Le interesaba que el negocio se cerrara en el apartamento por la comisión que Lucio le había prometido.

—Bueno, el perro ese queda a su cargo —aclaró Lucio—. Durante tres meses me lo cuida. Yo lo pasaré a buscar de vez en cuando.

—¿Usted estará entonces en Cuba?

—Así es.

—¿Y por qué no lo lleva usted?

—Soy turista, no lo podría entrar. Además, ya le dije, lo quiero para un negocio. Necesito discreción, por eso el patio tranquilo.

Tepin dirigió su mirada a través de la ventana hacia la calle nevada como si de pronto le inquietasen las repercusiones insospechadas de lo que negociaba. Lucio intuyó que debía amarrar las condiciones antes de que Tepin se arrepintiera.

—Sasha, solo por mantener al animal en su casa de La Habana le ofrezco tres mil dólares mensuales. Puedo anticiparle desde ya el primer mes.

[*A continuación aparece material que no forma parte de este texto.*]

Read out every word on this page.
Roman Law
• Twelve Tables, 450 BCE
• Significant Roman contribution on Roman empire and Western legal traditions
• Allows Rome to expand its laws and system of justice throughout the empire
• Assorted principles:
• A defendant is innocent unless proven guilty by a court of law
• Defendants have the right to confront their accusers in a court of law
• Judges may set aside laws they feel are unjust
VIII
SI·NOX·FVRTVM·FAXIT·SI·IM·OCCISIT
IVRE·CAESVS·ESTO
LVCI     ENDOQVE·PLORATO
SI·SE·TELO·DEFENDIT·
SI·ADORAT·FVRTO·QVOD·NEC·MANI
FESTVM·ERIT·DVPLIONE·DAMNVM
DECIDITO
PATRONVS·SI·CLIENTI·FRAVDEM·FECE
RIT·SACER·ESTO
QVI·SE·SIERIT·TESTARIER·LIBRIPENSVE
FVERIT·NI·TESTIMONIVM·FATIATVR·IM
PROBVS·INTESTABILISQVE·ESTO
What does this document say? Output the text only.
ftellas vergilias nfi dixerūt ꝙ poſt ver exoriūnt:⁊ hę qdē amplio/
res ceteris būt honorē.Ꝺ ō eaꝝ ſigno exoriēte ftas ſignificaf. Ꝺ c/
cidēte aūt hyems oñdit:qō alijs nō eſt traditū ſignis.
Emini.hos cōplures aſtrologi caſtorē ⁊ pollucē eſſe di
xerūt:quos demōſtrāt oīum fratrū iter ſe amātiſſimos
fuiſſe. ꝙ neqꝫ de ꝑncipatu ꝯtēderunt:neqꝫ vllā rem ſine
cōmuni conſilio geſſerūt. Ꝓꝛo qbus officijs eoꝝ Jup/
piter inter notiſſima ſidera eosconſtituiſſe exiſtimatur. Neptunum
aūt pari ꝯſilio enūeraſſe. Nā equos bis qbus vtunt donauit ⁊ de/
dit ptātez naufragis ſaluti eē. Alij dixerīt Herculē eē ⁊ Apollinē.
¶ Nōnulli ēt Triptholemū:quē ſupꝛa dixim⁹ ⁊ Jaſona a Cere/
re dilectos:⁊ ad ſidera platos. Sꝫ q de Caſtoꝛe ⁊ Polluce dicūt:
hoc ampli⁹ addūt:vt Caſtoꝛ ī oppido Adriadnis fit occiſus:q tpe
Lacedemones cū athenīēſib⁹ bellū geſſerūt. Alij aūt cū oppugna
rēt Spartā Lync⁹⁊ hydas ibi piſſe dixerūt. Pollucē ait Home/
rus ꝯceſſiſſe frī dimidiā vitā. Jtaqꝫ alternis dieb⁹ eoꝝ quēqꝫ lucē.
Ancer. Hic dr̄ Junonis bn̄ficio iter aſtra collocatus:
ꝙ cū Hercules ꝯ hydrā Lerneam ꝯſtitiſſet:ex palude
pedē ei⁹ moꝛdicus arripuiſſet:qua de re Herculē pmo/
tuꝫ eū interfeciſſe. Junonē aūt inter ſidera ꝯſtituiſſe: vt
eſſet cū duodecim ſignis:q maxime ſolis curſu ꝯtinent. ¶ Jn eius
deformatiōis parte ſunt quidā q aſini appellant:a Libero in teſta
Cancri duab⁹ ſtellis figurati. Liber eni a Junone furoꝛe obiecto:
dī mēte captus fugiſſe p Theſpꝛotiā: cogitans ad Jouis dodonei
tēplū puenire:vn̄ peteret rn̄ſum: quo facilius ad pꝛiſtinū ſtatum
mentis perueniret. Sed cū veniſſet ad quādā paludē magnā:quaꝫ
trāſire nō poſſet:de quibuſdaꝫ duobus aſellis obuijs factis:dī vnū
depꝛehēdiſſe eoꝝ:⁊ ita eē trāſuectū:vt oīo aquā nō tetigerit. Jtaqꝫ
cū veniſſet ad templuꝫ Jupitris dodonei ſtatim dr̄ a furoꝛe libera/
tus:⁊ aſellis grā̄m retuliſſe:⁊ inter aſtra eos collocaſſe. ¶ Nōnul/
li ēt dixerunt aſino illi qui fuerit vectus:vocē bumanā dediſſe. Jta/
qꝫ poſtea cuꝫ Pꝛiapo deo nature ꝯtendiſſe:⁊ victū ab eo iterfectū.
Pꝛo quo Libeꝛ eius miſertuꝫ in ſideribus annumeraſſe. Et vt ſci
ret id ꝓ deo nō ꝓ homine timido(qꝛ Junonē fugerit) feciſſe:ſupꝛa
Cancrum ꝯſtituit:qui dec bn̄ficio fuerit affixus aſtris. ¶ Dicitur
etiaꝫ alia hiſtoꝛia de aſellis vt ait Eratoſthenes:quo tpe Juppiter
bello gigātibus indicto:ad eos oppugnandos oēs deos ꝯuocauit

Los ojos de Tepin dejaron de observar el ir y venir de la gente en la concurrida Málaya Morskaya y se posaron con brillo incrédulo en los ojos verdes de Lucio. Malévich deseó que Tepin aceptara de inmediato.

—Pero le advierto que a su arribo a Cuba el perro quedará en cuarentena —apuntó Tepin con una sonrisa burlona—. ¿También va a pagarme por ese tiempo?

—Usted sabe que todo tiene su precio y límite en este mundo —repuso Lucio—. Cuente con cinco mil dólares adicionales si convence a la aduana de que el animalito no puede esperar. De lo contrario, olvídese de todo, que en La Habana abunda gente que albergaría feliz a un perro por ese dinero.